Affective Processes: stochastic modelling of temporal context for emotion and facial expression recognition
This work addresses the challenge of improving emotion recognition accuracy for applications in affective computing, though it appears incremental as it builds upon the Neural Processes framework.
The paper tackled the problem of recognizing emotions and facial expressions by addressing the limitations of existing methods in modeling temporal context uncertainty and task-specific dependencies, resulting in consistent improvements over strong baselines and state-of-the-art methods across four databases.

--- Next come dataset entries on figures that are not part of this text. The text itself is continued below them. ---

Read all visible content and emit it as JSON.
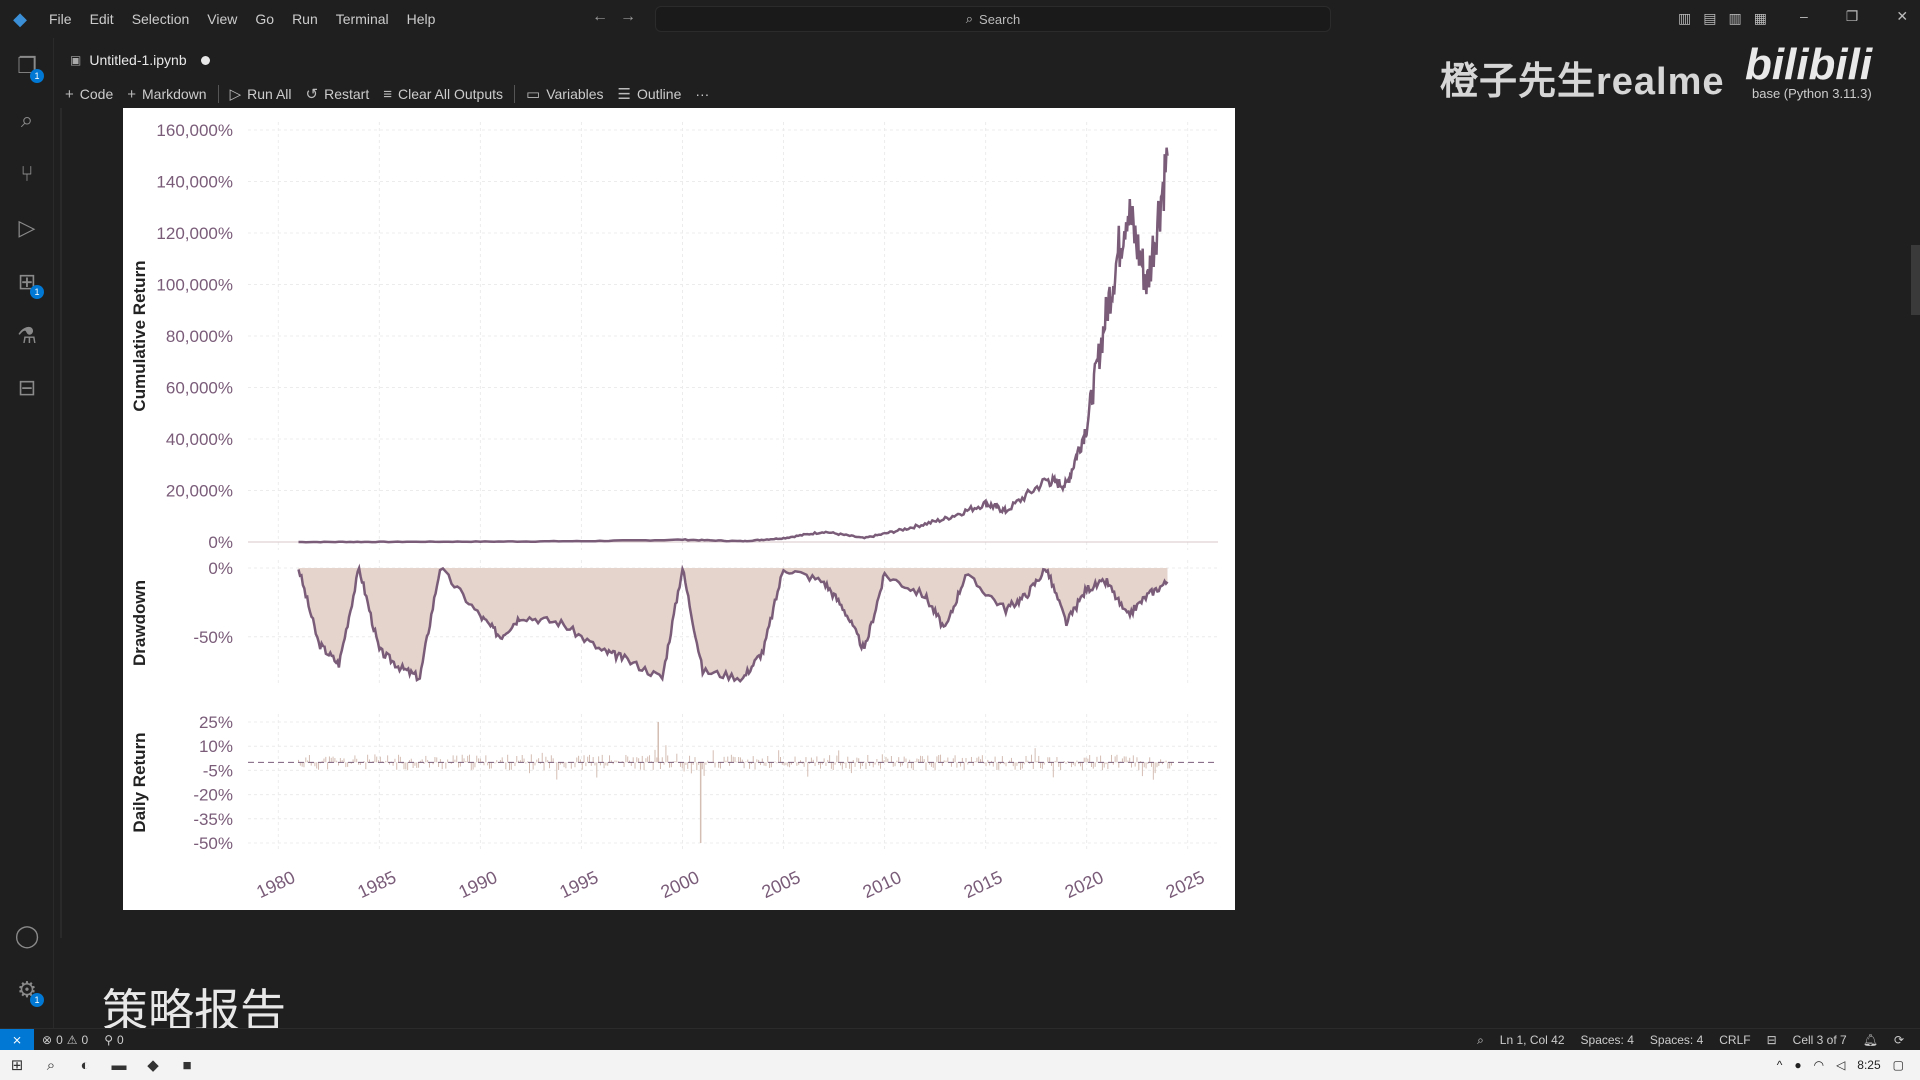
{
  "menu": [
    "File",
    "Edit",
    "Selection",
    "View",
    "Go",
    "Run",
    "Terminal",
    "Help"
  ],
  "search": {
    "label": "Search"
  },
  "tab": {
    "title": "Untitled-1.ipynb"
  },
  "toolbar": {
    "code": "Code",
    "markdown": "Markdown",
    "run_all": "Run All",
    "restart": "Restart",
    "clear_all_outputs": "Clear All Outputs",
    "variables": "Variables",
    "outline": "Outline",
    "more": "···"
  },
  "watermark": {
    "text": "橙子先生realme",
    "logo": "bilibili"
  },
  "kernel": {
    "label": "base (Python 3.11.3)"
  },
  "activity_badges": {
    "explorer": "1",
    "extensions": "1",
    "settings": "1"
  },
  "icons": [
    "vscode-logo",
    "explorer-icon",
    "search-icon",
    "source-control-icon",
    "run-debug-icon",
    "extensions-icon",
    "testing-icon",
    "remote-explorer-icon",
    "account-icon",
    "settings-gear-icon"
  ],
  "chart_data": [
    {
      "type": "line",
      "ylabel": "Cumulative Return",
      "y_ticks": [
        "160,000%",
        "140,000%",
        "120,000%",
        "100,000%",
        "80,000%",
        "60,000%",
        "40,000%",
        "20,000%",
        "0%"
      ],
      "ylim": [
        0,
        160000
      ],
      "x": [
        1981,
        1985,
        1990,
        1995,
        2000,
        2003,
        2005,
        2007,
        2009,
        2011,
        2013,
        2015,
        2016,
        2018,
        2019,
        2020,
        2021,
        2022,
        2023,
        2024
      ],
      "values": [
        0,
        50,
        150,
        300,
        900,
        300,
        1500,
        4000,
        1500,
        5000,
        9000,
        15000,
        12000,
        24000,
        22000,
        45000,
        90000,
        130000,
        100000,
        150000
      ],
      "color": "#7a5c79"
    },
    {
      "type": "area",
      "ylabel": "Drawdown",
      "y_ticks": [
        "0%",
        "-50%"
      ],
      "ylim": [
        -80,
        0
      ],
      "x": [
        1981,
        1982,
        1983,
        1984,
        1985,
        1986,
        1987,
        1988,
        1990,
        1991,
        1992,
        1994,
        1996,
        1997,
        1999,
        2000,
        2001,
        2003,
        2004,
        2005,
        2007,
        2008,
        2009,
        2010,
        2012,
        2013,
        2014,
        2016,
        2017,
        2018,
        2019,
        2020,
        2021,
        2022,
        2023,
        2024
      ],
      "values": [
        0,
        -55,
        -70,
        0,
        -60,
        -72,
        -80,
        0,
        -35,
        -50,
        -35,
        -40,
        -60,
        -65,
        -80,
        0,
        -75,
        -80,
        -60,
        0,
        -10,
        -30,
        -60,
        -5,
        -20,
        -45,
        -5,
        -30,
        -20,
        0,
        -40,
        -15,
        -10,
        -35,
        -20,
        -10
      ],
      "color": "#7a5c79",
      "fill": "#e4d4cc"
    },
    {
      "type": "bar",
      "ylabel": "Daily Return",
      "y_ticks": [
        "25%",
        "10%",
        "-5%",
        "-20%",
        "-35%",
        "-50%"
      ],
      "ylim": [
        -50,
        25
      ],
      "color": "#d4bdb3",
      "x_ticks": [
        "1980",
        "1985",
        "1990",
        "1995",
        "2000",
        "2005",
        "2010",
        "2015",
        "2020",
        "2025"
      ]
    }
  ],
  "report_title": "策略报告",
  "status": {
    "errors": "0",
    "warnings": "0",
    "ports": "0",
    "position": "Ln 1, Col 42",
    "spaces1": "Spaces: 4",
    "spaces2": "Spaces: 4",
    "eol": "CRLF",
    "cell": "Cell 3 of 7"
  },
  "taskbar": {
    "time": "8:25"
  }
}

Temporal context is key to the recognition of expressions of emotion. Existing methods, that rely on recurrent or self-attention models to enforce temporal consistency, work on the feature level, ignoring the task-specific temporal dependencies, and fail to model context uncertainty. To alleviate these issues, we build upon the framework of Neural Processes to propose a method for apparent emotion recognition with three key novel components: (a) probabilistic contextual representation with a global latent variable model; (b) temporal context modelling using task-specific predictions in addition to features; and (c) smart temporal context selection. We validate our approach on four databases, two for Valence and Arousal estimation (SEWA and AffWild2), and two for Action Unit intensity estimation (DISFA and BP4D). Results show a consistent improvement over a series of strong baselines as well as over state-of-the-art methods.